I recently saw a reference to Tim Visher’s VimGolf in Emacs videos on one of my feeds. It looked interesting so I hopped over to take a look. VimGolf is a site that poses editing challenges that are supposed to be done in Vim. As with golf, the winners are those with the lowest number of (key)strokes. Visher uses these challenges as a basis for videos that highlight various Emacs techniques. Why should Vim users have all the fun, after all?
I’ve watched a couple of the videos and already learned something very useful. I’m not sure what people who grew up with computers are doing but when I learned to type in high school—on a typewriter—we were taught to put two spaces after the period at the end of a sentence. This made sense with the monospaced typescript that typewriters produced but is incorrect for proportional fonts. After reading this rant on the practice I started using just a single space. Then one day I read that I could move forward and backward by sentences using 【Meta+a】 and 【Meta+e】. The problem was that it seemed to move by paragraphs instead. Moving by sentences isn’t something I do a lot so I just shrugged my shoulders and moved on.

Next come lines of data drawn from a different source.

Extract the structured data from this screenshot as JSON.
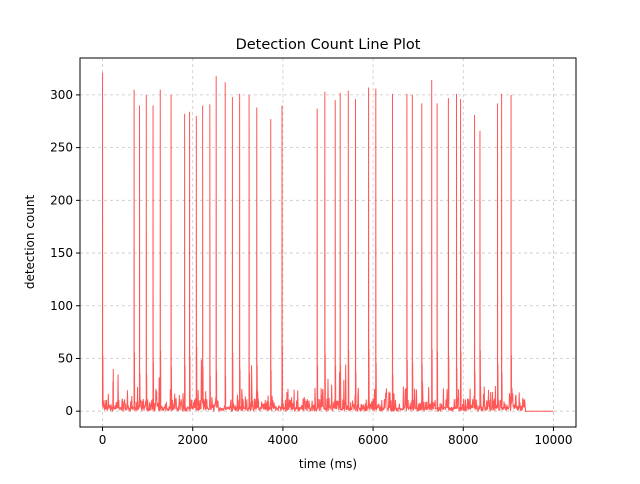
{
  "chart_data": {
    "type": "line",
    "title": "Detection Count Line Plot",
    "xlabel": "time (ms)",
    "ylabel": "detection count",
    "xlim": [
      -500,
      10500
    ],
    "ylim": [
      -15,
      335
    ],
    "xticks": [
      0,
      2000,
      4000,
      6000,
      8000,
      10000
    ],
    "xtick_labels": [
      "0",
      "2000",
      "4000",
      "6000",
      "8000",
      "10000"
    ],
    "yticks": [
      0,
      50,
      100,
      150,
      200,
      250,
      300
    ],
    "ytick_labels": [
      "0",
      "50",
      "100",
      "150",
      "200",
      "250",
      "300"
    ],
    "grid": true,
    "grid_style": "dashed",
    "legend": "none",
    "series": [
      {
        "color": "#ff4d4d",
        "activity_end_x": 9380,
        "flat_tail": [
          [
            9380,
            0
          ],
          [
            10000,
            0
          ]
        ],
        "peaks": [
          {
            "x": 0,
            "y": 321
          },
          {
            "x": 230,
            "y": 28
          },
          {
            "x": 700,
            "y": 305
          },
          {
            "x": 820,
            "y": 290
          },
          {
            "x": 970,
            "y": 300
          },
          {
            "x": 1120,
            "y": 290
          },
          {
            "x": 1280,
            "y": 305
          },
          {
            "x": 1520,
            "y": 300
          },
          {
            "x": 1820,
            "y": 282
          },
          {
            "x": 1930,
            "y": 284
          },
          {
            "x": 2080,
            "y": 280
          },
          {
            "x": 2220,
            "y": 290
          },
          {
            "x": 2380,
            "y": 291
          },
          {
            "x": 2520,
            "y": 318
          },
          {
            "x": 2720,
            "y": 312
          },
          {
            "x": 2880,
            "y": 298
          },
          {
            "x": 3040,
            "y": 301
          },
          {
            "x": 3250,
            "y": 300
          },
          {
            "x": 3420,
            "y": 288
          },
          {
            "x": 3730,
            "y": 277
          },
          {
            "x": 3980,
            "y": 290
          },
          {
            "x": 4760,
            "y": 287
          },
          {
            "x": 4930,
            "y": 303
          },
          {
            "x": 5160,
            "y": 295
          },
          {
            "x": 5270,
            "y": 302
          },
          {
            "x": 5450,
            "y": 304
          },
          {
            "x": 5610,
            "y": 296
          },
          {
            "x": 5900,
            "y": 307
          },
          {
            "x": 6060,
            "y": 306
          },
          {
            "x": 6430,
            "y": 301
          },
          {
            "x": 6750,
            "y": 301
          },
          {
            "x": 6870,
            "y": 300
          },
          {
            "x": 7080,
            "y": 292
          },
          {
            "x": 7300,
            "y": 314
          },
          {
            "x": 7420,
            "y": 292
          },
          {
            "x": 7670,
            "y": 297
          },
          {
            "x": 7850,
            "y": 301
          },
          {
            "x": 7940,
            "y": 296
          },
          {
            "x": 8250,
            "y": 281
          },
          {
            "x": 8370,
            "y": 266
          },
          {
            "x": 8760,
            "y": 292
          },
          {
            "x": 8850,
            "y": 301
          },
          {
            "x": 9060,
            "y": 300
          }
        ]
      }
    ]
  }
}
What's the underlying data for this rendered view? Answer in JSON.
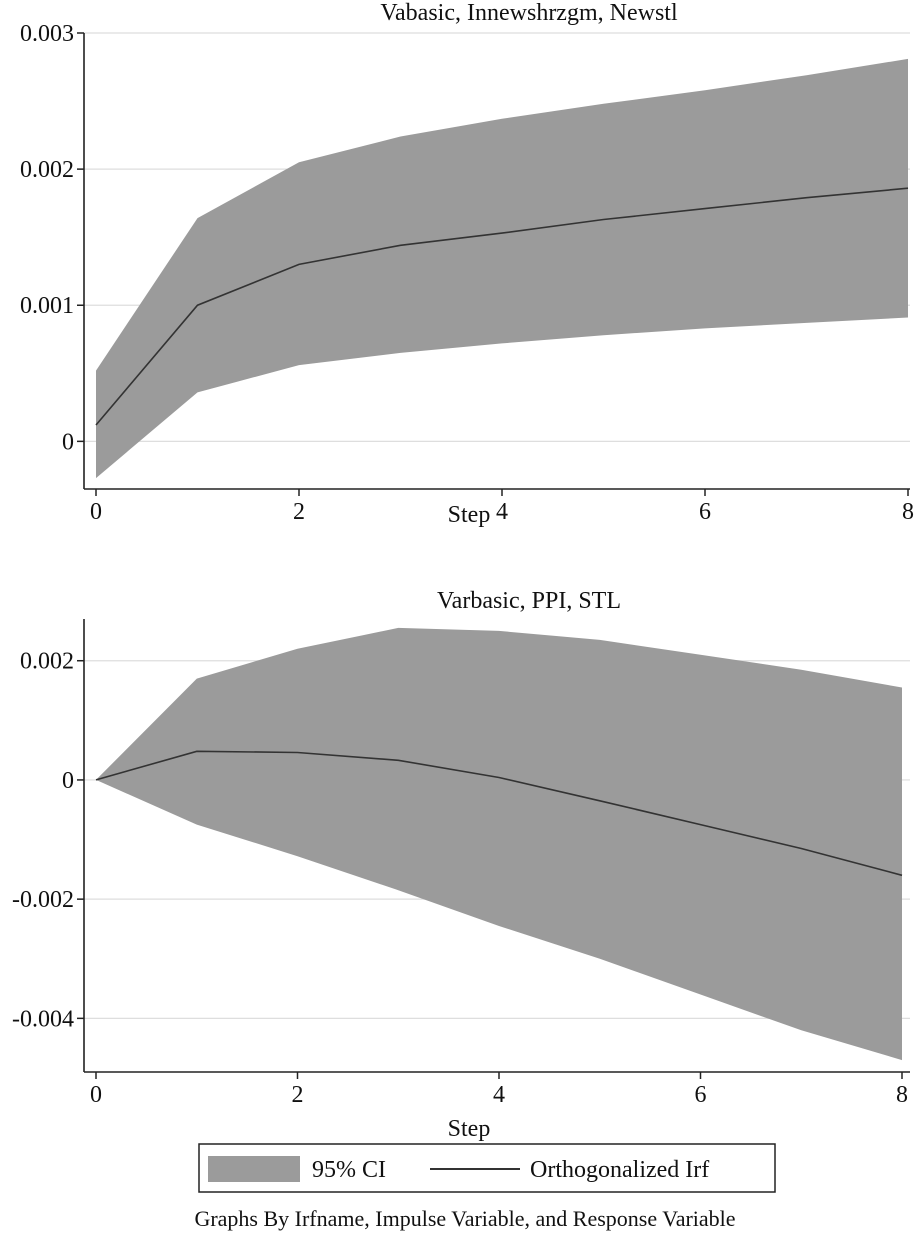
{
  "chart_data": [
    {
      "type": "area",
      "title": "Vabasic, Innewshrzgm, Newstl",
      "xlabel": "Step",
      "ylabel": "",
      "x": [
        0,
        1,
        2,
        3,
        4,
        5,
        6,
        7,
        8
      ],
      "xticks": [
        "0",
        "2",
        "4",
        "6",
        "8"
      ],
      "yticks": [
        "0",
        "0.001",
        "0.002",
        "0.003"
      ],
      "xlim": [
        0,
        8
      ],
      "ylim": [
        -0.00035,
        0.003
      ],
      "grid": "horizontal",
      "series": [
        {
          "name": "95% CI",
          "kind": "band",
          "lower": [
            -0.00027,
            0.00036,
            0.00056,
            0.00065,
            0.00072,
            0.00078,
            0.00083,
            0.00087,
            0.00091
          ],
          "upper": [
            0.00052,
            0.00164,
            0.00205,
            0.00224,
            0.00237,
            0.00248,
            0.00258,
            0.00269,
            0.00281
          ],
          "color": "#9b9b9b"
        },
        {
          "name": "Orthogonalized Irf",
          "kind": "line",
          "values": [
            0.00012,
            0.001,
            0.0013,
            0.00144,
            0.00153,
            0.00163,
            0.00171,
            0.00179,
            0.00186
          ],
          "color": "#333333"
        }
      ]
    },
    {
      "type": "area",
      "title": "Varbasic, PPI, STL",
      "xlabel": "Step",
      "ylabel": "",
      "x": [
        0,
        1,
        2,
        3,
        4,
        5,
        6,
        7,
        8
      ],
      "xticks": [
        "0",
        "2",
        "4",
        "6",
        "8"
      ],
      "yticks": [
        "-0.004",
        "-0.002",
        "0",
        "0.002"
      ],
      "xlim": [
        0,
        8
      ],
      "ylim": [
        -0.0049,
        0.0027
      ],
      "grid": "horizontal",
      "series": [
        {
          "name": "95% CI",
          "kind": "band",
          "lower": [
            0.0,
            -0.00075,
            -0.00128,
            -0.00185,
            -0.00245,
            -0.003,
            -0.0036,
            -0.0042,
            -0.0047
          ],
          "upper": [
            0.0,
            0.0017,
            0.0022,
            0.00255,
            0.0025,
            0.00235,
            0.0021,
            0.00185,
            0.00155
          ],
          "color": "#9b9b9b"
        },
        {
          "name": "Orthogonalized Irf",
          "kind": "line",
          "values": [
            0.0,
            0.00048,
            0.00046,
            0.00033,
            4e-05,
            -0.00035,
            -0.00075,
            -0.00115,
            -0.0016
          ],
          "color": "#333333"
        }
      ]
    }
  ],
  "legend": {
    "items": [
      {
        "label": "95% CI",
        "swatch": "band",
        "color": "#9b9b9b"
      },
      {
        "label": "Orthogonalized Irf",
        "swatch": "line",
        "color": "#333333"
      }
    ]
  },
  "footer": {
    "note": "Graphs By Irfname, Impulse Variable, and Response Variable"
  }
}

During one of Visher’s videos, I learned that by default Emacs uses a period and two spaces to delimit sentences. That was why moving by sentence wasn’t working for me. The solution to the problem is trivial: simply put
(setq sentence-end-double-space nil) ;period single space ends sentence
in your .emacs
or init.el
file. After doing that, moving by sentences worked correctly.
I really recommend these videos. They’re entertaining and full of things that you might not have known. The later videos show the keystrokes on the screen but the earlier ones don’t so you have to pay attention to what Visher is saying. Still, it’s worth the effort. I’m sure I’ll be passing on other tidbits as I learn them.